Il gruppo sembra un po’ l’anello di congiunzione tra la scena Cara Calma e l’emo, due ambienti che hanno svariati tratti in comune ma che sono fondamentalmente diversi per il tono delle chitarre e per il cantato. Nel caso dei Canale, le chitarre sono chiaramente emo, ma si sente che è un prodotto italiano; il cantato è contagioso, potente e trascinante, proprio come nel caso di Cara Calma e compagnia, ma con quell’edge emozionale che lo assimila alla produzione emo nostrana e d’Oltreoceano. Spicca su tutti il brano Cara, che ha l’andatura della vera e propria hit alternativa, ma fatichiamo a trovare in tutta la tracklist un brano più debole degli altri. Ci sono band che già al primo tentativo imbroccano il disco giusto, e questo ci sembra il caso dei Canale.


Nicomi – Buio

(Vaniglia Dischi, 3 febbraio 2023)

Buio è l’EP d’esordio di Nicomi, cantautore classe 2001 che su queste lunghezze d’onda avevamo visto negli scorsi mesi con i singoli Quanto costa? e L’ultima volta. Cinque le tracce che compongono il lavoro, suddivisibili a grandi linee in due gruppi: le ballate malinconiche al pianoforte con il classico “effetto archi” della musica leggera italiana; e i brani più ritmati e ballabili. Della prima categoria fanno parte Ad un passo te, L’ultima volta (che ha comunque una certa carica) e la title track Buio; della seconda invece le restanti Quanto costa? e Ti porterò con me, che è il brano più pop del disco, dal carattere latino ed estivo, con un ritmo reggaeton che sinceramente speravamo di attendere almeno altri tre mesi prima di tornare ad ascoltare. Buio è un EP che spicca per la qualità della produzione, già a ottimi livelli nonostante sia solo il primissimo passo di Nicomi; a tratti le canzoni sembrano avere un sound un filo troppo mainstream, specialmente per un artista esordiente, ma questa è una valutazione che ha più a che fare con i nostri gusti che con le lecite scelte artistiche di Nicomi.
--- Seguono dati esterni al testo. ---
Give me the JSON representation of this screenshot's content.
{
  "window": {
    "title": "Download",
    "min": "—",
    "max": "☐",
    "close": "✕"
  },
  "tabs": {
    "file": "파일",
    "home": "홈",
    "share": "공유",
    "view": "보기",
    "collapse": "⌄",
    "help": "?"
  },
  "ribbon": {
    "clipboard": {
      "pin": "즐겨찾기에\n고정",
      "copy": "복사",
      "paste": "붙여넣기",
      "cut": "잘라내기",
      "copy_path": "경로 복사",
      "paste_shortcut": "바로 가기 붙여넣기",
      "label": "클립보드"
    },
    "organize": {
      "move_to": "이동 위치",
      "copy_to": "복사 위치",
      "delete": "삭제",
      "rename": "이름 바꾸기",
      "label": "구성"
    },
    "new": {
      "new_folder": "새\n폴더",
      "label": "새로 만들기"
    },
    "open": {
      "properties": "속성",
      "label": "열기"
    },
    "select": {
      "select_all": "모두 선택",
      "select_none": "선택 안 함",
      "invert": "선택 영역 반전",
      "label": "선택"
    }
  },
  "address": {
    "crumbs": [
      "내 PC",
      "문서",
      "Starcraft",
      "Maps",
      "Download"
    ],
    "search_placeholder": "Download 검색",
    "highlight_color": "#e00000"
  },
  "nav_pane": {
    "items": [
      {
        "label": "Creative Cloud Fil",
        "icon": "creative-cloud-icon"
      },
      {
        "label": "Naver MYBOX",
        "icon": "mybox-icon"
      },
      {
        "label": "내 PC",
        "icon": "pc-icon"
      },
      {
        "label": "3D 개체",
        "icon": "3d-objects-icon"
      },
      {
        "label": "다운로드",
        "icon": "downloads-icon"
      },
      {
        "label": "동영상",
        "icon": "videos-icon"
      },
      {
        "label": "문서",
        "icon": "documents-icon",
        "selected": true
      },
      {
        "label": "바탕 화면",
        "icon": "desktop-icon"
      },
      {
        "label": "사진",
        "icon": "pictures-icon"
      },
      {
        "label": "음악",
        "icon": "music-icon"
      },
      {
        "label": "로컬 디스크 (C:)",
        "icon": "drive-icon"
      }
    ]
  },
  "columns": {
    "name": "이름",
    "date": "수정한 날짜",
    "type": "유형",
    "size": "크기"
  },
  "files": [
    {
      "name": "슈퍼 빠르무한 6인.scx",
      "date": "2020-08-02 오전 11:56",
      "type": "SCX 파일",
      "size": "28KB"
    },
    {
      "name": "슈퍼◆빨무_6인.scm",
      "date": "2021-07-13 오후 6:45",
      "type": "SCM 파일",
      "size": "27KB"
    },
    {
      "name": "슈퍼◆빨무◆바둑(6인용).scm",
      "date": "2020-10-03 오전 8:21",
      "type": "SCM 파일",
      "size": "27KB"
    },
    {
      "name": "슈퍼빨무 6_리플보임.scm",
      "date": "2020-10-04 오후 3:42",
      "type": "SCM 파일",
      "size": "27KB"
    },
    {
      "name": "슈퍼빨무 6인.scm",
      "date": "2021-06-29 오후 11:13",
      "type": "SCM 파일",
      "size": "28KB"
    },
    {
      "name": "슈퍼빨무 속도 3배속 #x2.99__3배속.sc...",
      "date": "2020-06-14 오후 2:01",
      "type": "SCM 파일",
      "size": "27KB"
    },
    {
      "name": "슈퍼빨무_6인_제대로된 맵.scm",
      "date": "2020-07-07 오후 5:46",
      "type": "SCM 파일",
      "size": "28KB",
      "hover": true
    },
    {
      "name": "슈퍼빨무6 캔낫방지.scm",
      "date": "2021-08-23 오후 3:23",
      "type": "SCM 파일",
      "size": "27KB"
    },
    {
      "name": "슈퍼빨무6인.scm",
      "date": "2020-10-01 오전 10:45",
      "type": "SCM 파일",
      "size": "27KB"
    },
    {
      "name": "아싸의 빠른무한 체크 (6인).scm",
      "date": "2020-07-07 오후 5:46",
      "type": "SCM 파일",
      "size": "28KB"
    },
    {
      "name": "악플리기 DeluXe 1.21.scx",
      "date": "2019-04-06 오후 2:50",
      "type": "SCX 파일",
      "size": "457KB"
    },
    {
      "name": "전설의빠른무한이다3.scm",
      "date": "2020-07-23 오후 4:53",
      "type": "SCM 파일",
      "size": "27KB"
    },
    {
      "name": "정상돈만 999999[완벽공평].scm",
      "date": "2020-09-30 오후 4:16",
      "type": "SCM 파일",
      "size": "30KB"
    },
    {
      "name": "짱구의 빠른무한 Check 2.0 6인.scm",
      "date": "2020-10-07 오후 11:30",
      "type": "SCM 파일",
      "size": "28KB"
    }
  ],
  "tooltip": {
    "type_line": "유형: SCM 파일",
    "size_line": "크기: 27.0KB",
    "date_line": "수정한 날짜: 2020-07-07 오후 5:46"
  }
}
Il Sistema di Mel – Dimmi che va tutto bene

(self-released, 3 febbraio 2023)

Per quanto possa far strano per certi versi possiamo dire che le canzoni e gli interi dischi post lockdown siano ormai un genere a parte: lo shock collettivo che abbiamo vissuto (ognuno in modo diverso) a molti sembra ormai completamente interiorizzato ma probabilmente ci vorranno ancora anni per riguardare a quel periodo con il giusto distacco. Questo disco non vuole distaccarsi da questo filone ma anzi sceglie volutamente di non distogliere lo sguardo e utilizzare queste canzoni per esorcizzare quella che forse è una delle cicatrici peggiori: il dissestamento dei rapporti umani e la successiva ricucitura raffazzonata. Ne esce un disco emotivamente potente che scegli in modo mai troppo didascalico di non ignorare l’elefante nella stanza ma di affrontarlo a viso aperto. Le sonorità mischiano un certo post rock lineare ma d’effetto a scelte più classicamente rock e quasi grunge unite a una vocalità non troppo varia ma molto enfatica di classica scuola Fine Before You Came. Un disco senza fronzoli o abbellimenti ma dalla direzione chiara e genuina e quindi per sua natura efficace e forse, dico forse, necessario.